Maggie ignorierte ihn. Katie hatte ihr ein Foto geschickt, auf dem sie beide ihre Kleider trugen, sich umschlungen hielten und lächelten. Ihre Mädchen. »Sie hatten heute Nachmittag eine Kleideranprobe.« Während sie mit Nick mit dem Hundeschlitten unterwegs gewesen war. Sie spürte einen Stich, als hätte sie etwas verloren, das sie nie wieder zurückbekam. »Catherine muss das Foto gemacht haben. Sieh nur.« Sie zeigte ihm das Display, und er lächelte kurz.

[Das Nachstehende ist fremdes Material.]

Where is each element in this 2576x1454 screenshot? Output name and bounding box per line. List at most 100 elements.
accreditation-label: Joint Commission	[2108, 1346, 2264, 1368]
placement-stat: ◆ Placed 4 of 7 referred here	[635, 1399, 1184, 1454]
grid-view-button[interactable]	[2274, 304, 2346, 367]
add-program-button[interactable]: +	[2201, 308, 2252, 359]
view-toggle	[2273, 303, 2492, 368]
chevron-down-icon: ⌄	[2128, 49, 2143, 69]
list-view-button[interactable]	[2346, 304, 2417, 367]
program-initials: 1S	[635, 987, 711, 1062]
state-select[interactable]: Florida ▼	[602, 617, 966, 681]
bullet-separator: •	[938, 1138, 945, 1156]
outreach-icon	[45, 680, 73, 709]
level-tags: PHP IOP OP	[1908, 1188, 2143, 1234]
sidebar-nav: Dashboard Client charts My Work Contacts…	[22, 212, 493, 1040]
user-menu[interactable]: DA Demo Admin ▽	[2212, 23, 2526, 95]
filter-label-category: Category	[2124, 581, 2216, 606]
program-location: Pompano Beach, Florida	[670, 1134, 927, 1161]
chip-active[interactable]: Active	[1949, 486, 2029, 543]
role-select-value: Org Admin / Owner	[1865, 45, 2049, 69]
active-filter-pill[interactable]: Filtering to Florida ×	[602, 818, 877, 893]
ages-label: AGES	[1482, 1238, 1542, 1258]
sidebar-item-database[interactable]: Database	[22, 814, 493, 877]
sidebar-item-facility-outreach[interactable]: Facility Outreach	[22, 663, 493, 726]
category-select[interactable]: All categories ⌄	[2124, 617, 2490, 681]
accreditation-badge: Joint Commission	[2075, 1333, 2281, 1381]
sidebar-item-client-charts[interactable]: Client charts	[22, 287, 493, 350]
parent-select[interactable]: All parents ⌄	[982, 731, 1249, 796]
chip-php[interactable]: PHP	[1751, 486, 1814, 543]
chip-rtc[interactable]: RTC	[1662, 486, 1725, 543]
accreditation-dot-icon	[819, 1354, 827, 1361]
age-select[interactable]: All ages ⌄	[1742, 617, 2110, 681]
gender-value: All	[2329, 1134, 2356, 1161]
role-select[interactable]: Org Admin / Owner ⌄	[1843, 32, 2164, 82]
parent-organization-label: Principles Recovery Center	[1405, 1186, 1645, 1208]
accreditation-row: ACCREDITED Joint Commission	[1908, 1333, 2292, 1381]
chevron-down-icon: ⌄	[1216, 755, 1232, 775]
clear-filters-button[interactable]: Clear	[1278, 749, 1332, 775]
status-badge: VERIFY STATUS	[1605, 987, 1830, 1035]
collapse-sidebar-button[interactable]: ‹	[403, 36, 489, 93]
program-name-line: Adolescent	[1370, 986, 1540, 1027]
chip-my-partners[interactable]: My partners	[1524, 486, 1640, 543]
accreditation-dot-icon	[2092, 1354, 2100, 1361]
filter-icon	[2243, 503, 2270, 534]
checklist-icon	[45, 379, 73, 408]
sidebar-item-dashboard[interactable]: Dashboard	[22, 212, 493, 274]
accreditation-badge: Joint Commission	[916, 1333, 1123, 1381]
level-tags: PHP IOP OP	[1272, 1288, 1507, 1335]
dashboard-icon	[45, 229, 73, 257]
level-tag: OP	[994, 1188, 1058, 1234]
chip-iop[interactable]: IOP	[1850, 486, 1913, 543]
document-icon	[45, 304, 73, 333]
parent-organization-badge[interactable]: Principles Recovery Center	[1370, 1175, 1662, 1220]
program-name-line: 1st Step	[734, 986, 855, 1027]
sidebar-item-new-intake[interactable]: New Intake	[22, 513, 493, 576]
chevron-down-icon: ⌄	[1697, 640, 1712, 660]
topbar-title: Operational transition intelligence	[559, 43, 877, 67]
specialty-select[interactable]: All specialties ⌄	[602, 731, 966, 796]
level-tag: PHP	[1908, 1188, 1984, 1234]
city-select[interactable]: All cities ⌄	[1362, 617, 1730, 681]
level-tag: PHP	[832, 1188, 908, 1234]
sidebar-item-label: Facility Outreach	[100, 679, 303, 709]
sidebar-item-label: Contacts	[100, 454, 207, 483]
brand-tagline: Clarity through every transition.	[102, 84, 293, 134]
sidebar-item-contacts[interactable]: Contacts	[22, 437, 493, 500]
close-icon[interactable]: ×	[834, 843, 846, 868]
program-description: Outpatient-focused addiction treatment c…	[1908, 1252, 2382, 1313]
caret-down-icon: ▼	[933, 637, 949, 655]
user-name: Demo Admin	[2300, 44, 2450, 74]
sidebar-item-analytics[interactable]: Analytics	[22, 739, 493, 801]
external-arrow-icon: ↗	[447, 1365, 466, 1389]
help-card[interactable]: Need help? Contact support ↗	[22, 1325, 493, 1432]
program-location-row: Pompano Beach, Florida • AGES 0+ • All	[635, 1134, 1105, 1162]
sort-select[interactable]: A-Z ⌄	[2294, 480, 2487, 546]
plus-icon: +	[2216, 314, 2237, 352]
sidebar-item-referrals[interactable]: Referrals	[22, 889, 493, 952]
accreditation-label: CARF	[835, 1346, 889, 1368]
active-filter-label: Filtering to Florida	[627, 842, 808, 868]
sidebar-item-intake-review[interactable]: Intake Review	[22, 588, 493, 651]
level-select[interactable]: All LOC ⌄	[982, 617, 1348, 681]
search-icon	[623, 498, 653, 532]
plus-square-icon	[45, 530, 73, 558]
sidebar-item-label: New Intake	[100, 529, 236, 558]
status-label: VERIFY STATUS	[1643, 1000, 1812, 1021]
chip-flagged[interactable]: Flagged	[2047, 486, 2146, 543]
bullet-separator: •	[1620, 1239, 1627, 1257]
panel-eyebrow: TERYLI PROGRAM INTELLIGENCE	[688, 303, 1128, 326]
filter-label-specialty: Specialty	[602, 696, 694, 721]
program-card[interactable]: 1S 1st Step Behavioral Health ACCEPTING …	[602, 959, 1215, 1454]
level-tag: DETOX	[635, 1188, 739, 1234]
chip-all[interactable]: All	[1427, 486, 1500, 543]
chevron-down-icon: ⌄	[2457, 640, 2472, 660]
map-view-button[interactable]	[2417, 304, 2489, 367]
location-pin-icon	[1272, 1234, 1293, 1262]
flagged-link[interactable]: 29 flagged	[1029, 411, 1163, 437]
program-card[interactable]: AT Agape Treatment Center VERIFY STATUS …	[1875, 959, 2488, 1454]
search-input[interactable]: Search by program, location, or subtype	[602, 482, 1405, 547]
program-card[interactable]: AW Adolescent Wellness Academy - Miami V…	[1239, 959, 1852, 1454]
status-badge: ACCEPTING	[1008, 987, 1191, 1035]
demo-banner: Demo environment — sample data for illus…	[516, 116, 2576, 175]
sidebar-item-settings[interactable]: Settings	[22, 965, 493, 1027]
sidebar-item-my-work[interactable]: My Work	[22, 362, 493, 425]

»Sie sehen toll aus. Glücklich.«
»Ja. Und heute Abend gehen sie tanzen. Das ist gut. Ich mache mir Sorgen wegen Katie. Irgendetwas stimmt nicht mit ihr.«
»Sie ist vermutlich müde. Jetlag. Und sie hat einen harten Job.«
»Ich weiß, aber den hat sie schon seit zehn Jahren und …« Sie hielt inne, weil sie nicht in der Lage war, ihren Mutterinstinkt zu erklären. »Ich spüre, dass etwas nicht stimmt.«
»Du machst dir zu viele Sorgen. Vermutlich ist gar nichts.«
Sie hoffte, dass er recht hatte und Katie nichts auf der Seele lag. Ihre Gedanken wanderten zu ihrer jüngeren Tochter. »Ich mag Dan sehr. Er ist freundlich und zugewandt, hat einen tollen Sinn für Humor, und er scheint Rosie gut zu kennen. Aber hältst du es für einen Fehler, dass sie so früh heiraten?«
»Ich war einmal im Leben verheiratet, und das habe ich vermasselt. Insofern glaube ich nicht, dass ich für die Antwort qualifiziert bin.«
Sie steckte ihr Handy zurück in die Tasche. »Du hast es nicht vermasselt, Nick. Ehen gehen zu Ende. Das ist eine Realität des Lebens.«
»Es ist ebenfalls Realität, dass es einen Grund dafür geben muss, warum sie zu Ende gehen.« Er leerte sein Glas. »In letzter Zeit frage ich mich oft, ob sich die Dinge anders entwickelt hätten, wenn ich einen anderen Job gehabt hätte.«
»Nick, das ist verrückt. Was hättest du sonst tun sollen?«
Er zuckte die Achseln. »Vielleicht einen Job im Museum, mit geregelter Arbeitszeit.«
»Jobs im Museum bedeuten meist schlechte Arbeitszeiten und sind mies bezahlt. Und du liebst das, was du tust.«
»Aber ich war so viel weg, dass das Familienleben praktisch ohne mich stattgefunden hat.«
Sie runzelte die Stirn. »Wovon sprichst du?«
»Selbst jetzt, wenn wir beim Abendessen sitzen, nimmst du Nachrichten von den Mädchen entgegen. Ihr seid wie ein untrennbares Trio, und nur gelegentlich bin ich auch mal dabei.«
Ihre Hauptspeise kam, doch keiner von ihnen rührte das Essen an.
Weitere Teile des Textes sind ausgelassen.